Set to open on Grand Avenue early next year, The Broad will showcase over 2,000 works of postwar and contemporary art from the collection of philanthropists Eli and Edythe Broad – the couple who were also behind Zaha Hadid's Michigan museum.
New-York-based Diller Scofidio + Renfro, who also worked on the High Line, designed the gallery for a site right beside Gehry's seminal Walt Disney Concert Hall, but Diller wanted the building to have a "different character" than its neighbour.
"We realised it was just useless to try to compete – there is no comparison to that building," she said, speaking in London earlier today.
The three-storey building will feature an elaborate concrete exoskeleton made up of 2,500 fibreglass-reinforced concrete elements, allowing daylight to gently permeate the interior.
"We just had to do something that is mindful and that knows where it is," she explained. "Compared to Disney Hall's smooth and shiny exterior, which reflects light, The Broad is porous and absorptive, channeling light into the public spaces and galleries."
Almost half of the 1,000-square-metre building is given over to archives and storage areas, which will occupy a "central mass" at the heart of the interior.
"Our goal has been to honour the responsibilities of the museum as a collecting institution by making the curatorial functions visible front and centre, rather than hiding them away as in most museums," said Diller.
"The central mass that we call the vault, housing the collection storage and staff offices, seems to hover in the middle of the building," she added.
The corners of the building will be lifted off the street to reveal glazed entrances. Once inside, visitors will ascend a 32-metre escalator through this mass to reach the main gallery space on the uppermost level, which will be top lit by 328 skylights.
"If we never put in any art it will be fine by me!" joked the architect.

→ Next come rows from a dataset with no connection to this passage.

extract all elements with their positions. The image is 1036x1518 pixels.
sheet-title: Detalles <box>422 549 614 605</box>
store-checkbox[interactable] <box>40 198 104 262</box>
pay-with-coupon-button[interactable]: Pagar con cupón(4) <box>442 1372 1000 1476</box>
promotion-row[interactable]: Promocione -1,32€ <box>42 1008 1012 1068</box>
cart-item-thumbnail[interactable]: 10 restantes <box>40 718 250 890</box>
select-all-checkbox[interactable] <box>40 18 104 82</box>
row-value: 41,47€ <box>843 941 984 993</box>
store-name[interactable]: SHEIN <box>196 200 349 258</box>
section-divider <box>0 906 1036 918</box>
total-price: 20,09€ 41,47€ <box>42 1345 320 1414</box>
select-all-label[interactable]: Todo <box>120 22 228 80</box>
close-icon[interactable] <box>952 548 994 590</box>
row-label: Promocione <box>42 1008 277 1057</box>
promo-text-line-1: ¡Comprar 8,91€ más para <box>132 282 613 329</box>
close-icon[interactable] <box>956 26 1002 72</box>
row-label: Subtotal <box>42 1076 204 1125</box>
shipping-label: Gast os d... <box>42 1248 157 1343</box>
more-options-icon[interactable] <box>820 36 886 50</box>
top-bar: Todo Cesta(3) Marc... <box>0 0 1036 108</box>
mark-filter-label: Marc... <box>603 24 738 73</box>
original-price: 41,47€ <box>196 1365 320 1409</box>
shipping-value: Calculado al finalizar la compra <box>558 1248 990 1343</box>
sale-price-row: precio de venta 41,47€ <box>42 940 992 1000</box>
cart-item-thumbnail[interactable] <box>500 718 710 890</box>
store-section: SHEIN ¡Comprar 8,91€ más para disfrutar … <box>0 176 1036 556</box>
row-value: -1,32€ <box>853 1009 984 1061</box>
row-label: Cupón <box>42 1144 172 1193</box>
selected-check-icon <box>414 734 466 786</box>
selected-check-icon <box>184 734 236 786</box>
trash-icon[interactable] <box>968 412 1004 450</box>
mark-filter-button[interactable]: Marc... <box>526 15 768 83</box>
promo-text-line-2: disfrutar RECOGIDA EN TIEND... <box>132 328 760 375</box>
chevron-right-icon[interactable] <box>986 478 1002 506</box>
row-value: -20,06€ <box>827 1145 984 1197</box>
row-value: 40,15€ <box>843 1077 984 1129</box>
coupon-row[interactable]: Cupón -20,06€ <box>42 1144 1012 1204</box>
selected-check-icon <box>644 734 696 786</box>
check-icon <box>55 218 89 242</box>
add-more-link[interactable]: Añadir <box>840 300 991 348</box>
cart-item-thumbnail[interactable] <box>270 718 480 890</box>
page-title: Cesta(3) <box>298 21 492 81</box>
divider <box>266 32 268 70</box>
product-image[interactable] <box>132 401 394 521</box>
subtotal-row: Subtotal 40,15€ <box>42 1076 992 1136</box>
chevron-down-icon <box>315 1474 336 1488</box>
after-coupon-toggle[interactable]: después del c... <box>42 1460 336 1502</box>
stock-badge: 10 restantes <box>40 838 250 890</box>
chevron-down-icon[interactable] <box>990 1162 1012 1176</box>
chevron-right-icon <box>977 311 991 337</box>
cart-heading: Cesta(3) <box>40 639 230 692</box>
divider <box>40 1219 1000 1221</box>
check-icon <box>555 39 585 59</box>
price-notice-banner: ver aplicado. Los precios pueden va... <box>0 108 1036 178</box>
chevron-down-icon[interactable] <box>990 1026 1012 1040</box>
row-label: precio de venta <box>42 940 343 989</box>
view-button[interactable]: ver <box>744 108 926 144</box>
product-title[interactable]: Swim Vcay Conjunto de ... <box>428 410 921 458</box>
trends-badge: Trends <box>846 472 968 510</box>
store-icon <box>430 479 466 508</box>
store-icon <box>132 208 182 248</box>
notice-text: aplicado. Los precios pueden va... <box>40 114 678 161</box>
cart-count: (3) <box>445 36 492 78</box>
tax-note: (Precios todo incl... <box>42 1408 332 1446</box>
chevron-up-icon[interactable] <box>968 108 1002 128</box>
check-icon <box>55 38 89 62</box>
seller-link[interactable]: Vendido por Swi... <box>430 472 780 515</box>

The studio are also creating 2,200-square-metre public plaza, stretching from Hope Street to Grand Avenue. This space will feature a grove of 100-year-old Barouni olive trees and a large lawn.
Diller hopes this will contribute to the pedestrian-friendly environment that downtown LA has started to become. "Urban design has been a challenge in LA. One building can't change everything, but it can play a role."
The Broad will be the first major LA project for the New York firm, whose best-known buildings include the Lincoln Center for the Performing Arts and the Brown University Creative Arts Center.